Diterbitkan: 17 Maret 2015
Di antara 9.692 peserta dalam kohort EPIC-Norfolk yang diikuti selama 9,5 tahun, tercatat 346 kasus stroke. Durasi tidur yang panjang berhubungan dengan rasio risiko sebesar 1,46 (IK 95% 1,08-1,98) untuk terjadinya stroke setelah disesuaikan dengan semua variabel pengganggu. Hubungan ini tetap kuat bahkan ketika peserta dengan penyakit bawaan dan mereka yang melaporkan kualitas tidur buruk dikeluarkan dari analisis.
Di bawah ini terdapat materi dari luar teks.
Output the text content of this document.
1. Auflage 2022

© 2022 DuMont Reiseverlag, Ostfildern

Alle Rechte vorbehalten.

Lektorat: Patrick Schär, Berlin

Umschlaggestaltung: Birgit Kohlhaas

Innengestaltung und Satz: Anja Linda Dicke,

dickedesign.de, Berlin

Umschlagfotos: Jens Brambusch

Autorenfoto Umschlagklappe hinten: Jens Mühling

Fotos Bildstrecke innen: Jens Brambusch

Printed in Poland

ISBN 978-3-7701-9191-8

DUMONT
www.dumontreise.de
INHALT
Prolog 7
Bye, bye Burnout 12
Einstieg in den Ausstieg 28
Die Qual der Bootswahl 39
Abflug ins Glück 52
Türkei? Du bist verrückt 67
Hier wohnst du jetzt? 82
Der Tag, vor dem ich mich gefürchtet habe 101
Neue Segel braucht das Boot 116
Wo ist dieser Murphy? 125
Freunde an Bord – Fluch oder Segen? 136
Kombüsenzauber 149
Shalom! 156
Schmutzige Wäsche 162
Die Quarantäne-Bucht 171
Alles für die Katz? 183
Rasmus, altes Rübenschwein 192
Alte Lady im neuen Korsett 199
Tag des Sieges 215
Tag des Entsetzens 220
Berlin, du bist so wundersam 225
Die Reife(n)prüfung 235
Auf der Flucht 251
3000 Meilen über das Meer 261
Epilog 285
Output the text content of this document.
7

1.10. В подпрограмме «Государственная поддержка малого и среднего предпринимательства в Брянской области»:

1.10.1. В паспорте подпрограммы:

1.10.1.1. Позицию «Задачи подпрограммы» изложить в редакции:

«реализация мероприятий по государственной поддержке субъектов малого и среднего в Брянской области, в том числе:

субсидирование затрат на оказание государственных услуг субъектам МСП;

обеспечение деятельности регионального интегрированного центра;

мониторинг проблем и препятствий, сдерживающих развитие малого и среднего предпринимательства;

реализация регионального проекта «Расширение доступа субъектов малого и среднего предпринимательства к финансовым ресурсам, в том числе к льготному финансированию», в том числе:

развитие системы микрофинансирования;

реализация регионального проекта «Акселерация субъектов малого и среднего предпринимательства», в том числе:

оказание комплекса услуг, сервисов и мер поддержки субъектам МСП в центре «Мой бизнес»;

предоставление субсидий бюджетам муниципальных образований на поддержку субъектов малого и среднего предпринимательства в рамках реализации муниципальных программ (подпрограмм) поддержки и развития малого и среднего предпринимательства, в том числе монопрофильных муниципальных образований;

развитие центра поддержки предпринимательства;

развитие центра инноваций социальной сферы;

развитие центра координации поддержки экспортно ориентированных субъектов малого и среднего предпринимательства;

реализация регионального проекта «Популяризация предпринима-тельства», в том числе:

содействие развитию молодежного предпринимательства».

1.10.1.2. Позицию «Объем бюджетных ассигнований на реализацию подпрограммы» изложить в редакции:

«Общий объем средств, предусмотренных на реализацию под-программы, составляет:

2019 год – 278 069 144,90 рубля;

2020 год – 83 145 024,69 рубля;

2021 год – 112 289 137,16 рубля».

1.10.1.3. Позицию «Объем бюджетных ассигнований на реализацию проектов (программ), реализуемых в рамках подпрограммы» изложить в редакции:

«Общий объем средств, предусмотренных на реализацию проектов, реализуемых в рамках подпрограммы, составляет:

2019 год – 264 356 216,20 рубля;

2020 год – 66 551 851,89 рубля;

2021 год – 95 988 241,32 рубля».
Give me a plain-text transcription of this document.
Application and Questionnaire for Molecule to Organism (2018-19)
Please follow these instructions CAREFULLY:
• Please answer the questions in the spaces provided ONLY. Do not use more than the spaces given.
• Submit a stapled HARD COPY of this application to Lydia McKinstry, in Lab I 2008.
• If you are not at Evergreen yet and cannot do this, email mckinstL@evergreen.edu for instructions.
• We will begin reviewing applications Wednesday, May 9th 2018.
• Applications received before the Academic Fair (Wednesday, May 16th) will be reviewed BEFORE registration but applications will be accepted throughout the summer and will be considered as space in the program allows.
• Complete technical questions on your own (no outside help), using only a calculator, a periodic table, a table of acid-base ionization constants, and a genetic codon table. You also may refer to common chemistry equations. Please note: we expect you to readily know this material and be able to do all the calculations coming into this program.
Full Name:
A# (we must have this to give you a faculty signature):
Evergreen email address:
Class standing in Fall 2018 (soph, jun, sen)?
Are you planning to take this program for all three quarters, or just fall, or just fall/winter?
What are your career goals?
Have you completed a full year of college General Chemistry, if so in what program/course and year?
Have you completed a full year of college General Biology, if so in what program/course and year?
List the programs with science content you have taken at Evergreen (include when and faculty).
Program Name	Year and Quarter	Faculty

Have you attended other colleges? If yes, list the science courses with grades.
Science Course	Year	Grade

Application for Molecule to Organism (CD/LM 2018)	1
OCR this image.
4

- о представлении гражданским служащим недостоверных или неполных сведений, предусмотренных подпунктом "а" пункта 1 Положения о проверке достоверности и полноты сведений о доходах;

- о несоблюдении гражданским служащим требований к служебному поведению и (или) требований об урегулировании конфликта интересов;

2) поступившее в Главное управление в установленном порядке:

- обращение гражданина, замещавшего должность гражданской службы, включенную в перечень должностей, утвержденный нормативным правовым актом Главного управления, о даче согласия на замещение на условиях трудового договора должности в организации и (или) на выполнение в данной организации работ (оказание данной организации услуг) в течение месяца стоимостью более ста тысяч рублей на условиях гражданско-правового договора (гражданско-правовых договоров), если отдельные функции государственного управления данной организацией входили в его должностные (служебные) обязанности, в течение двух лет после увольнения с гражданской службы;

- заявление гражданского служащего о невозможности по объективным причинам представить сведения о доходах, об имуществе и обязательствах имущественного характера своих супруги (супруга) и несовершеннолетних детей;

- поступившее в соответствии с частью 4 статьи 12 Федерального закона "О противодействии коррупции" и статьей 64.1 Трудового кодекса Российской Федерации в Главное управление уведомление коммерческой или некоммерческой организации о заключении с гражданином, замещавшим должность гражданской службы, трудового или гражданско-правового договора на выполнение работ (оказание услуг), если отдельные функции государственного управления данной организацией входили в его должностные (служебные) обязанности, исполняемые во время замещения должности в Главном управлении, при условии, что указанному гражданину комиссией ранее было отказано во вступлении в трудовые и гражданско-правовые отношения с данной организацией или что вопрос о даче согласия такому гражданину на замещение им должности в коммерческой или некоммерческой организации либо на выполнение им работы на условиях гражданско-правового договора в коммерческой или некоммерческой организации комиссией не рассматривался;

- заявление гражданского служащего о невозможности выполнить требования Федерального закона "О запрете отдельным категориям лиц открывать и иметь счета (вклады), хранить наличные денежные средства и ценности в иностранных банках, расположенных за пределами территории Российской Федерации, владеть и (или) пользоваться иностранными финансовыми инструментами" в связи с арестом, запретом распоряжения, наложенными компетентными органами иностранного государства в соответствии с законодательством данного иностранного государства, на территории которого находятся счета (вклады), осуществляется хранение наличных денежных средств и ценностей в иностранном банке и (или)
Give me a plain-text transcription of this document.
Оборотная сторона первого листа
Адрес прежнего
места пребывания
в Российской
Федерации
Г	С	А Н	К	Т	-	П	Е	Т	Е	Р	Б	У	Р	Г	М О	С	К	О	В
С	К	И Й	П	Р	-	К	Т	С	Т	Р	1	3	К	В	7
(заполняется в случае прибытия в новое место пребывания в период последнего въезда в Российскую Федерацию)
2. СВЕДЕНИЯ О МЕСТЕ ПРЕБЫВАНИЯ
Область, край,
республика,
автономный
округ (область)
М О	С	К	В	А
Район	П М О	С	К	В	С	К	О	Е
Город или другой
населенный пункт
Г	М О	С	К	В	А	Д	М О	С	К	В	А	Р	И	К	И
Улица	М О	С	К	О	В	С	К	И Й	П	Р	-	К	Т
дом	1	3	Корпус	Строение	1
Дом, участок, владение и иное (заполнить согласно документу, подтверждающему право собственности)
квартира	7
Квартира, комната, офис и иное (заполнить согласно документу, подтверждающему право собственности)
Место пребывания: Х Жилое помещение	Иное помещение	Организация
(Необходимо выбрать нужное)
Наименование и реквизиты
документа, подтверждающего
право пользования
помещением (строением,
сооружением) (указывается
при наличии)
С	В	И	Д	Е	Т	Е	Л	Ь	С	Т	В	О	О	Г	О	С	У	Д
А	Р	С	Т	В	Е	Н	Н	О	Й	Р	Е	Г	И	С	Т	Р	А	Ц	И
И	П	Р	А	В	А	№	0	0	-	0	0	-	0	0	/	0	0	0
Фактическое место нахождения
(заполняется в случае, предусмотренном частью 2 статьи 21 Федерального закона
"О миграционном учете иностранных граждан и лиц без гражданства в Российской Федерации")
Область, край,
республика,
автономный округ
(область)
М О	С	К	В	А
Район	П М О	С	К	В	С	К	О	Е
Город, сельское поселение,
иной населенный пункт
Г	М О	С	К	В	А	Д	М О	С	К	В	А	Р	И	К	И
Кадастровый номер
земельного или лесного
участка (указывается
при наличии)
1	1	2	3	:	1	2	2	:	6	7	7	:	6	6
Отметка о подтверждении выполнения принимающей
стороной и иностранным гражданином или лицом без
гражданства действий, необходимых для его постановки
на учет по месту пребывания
Mereka yang melaporkan durasi tidur panjang secara konsisten atau peningkatan signifikan dalam durasi tidur selama periode penelitian memiliki risiko stroke yang lebih tinggi dibandingkan dengan mereka yang memiliki durasi tidur rata-rata secara konsisten. Meta-analisis studi prospektif mengonfirmasi rasio gabungan sebesar 1,45 (IK 95% 1,30-1,62) untuk durasi tidur panjang.